9/10
Personal Epic
4 September 2018
Elia Kazan produced, wrote, and directed this obviously deeply personal epic about a young Greek man in late 19th century Europe who dreams of escaping Turkish oppression for the promised freedoms of America. I wrongly assumed coming into the film that it was primarily set here in the States and would be about the immigrant experience at the turn of the last century.

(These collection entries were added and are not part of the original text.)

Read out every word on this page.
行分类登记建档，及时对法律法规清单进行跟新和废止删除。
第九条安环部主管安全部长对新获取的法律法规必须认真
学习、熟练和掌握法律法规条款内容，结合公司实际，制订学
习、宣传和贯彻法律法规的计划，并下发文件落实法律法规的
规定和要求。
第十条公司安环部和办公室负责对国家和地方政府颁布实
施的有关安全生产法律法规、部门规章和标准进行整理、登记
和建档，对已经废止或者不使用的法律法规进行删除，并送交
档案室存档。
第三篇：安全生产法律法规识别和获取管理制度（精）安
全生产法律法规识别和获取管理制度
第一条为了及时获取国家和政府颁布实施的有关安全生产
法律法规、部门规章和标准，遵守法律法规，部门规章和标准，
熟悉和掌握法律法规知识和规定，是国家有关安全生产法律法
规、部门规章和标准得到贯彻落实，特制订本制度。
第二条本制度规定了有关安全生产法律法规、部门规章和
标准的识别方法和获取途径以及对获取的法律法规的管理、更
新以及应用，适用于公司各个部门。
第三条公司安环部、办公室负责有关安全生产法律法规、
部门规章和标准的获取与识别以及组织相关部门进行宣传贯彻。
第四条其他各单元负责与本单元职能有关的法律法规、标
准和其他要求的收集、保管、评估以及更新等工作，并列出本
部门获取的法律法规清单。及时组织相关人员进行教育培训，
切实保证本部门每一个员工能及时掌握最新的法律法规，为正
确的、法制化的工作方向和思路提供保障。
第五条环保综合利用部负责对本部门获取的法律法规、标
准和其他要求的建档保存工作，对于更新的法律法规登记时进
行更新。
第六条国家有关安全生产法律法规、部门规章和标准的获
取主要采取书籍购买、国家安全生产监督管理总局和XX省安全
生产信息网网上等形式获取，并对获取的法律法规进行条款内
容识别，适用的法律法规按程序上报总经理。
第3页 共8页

But our hero only reaches America in the last few minutes of the film; the rest is about his dogged determination to scrape together the cost of a ticket to cross the ocean, including a chapter that shows him coming into material comfort through a strategic marriage and that threatens his resolve with the complacency that comes with a Greek middle class existence.

I suppose the film could be accused of sugar coating the immigrant experience. It ends before we see the slums and difficult lives many immigrants were relegated to once they arrived. On the other hand, it also shows what the immigrants were fleeing in the first place and makes the case that the hardships to be found in America are better than those to be found elsewhere.

"America America" has taken on a renewed relevance in our current cultural climate that throws suspicion on immigrants and argues that America should return to a form of isolationism. Also, I have to believe this film inspired later filmmakers, notably Francis Ford Coppola, as the fingerprints of this film are all over Coppola's "The Godfather Part II."

Though little known now, "America America" was a Best Picture nominee in 1963, and Kazan was also nominated for Best Director and Best Original Story and Screenplay. Gene Callahan won that year's award for Best B&W Art Direction.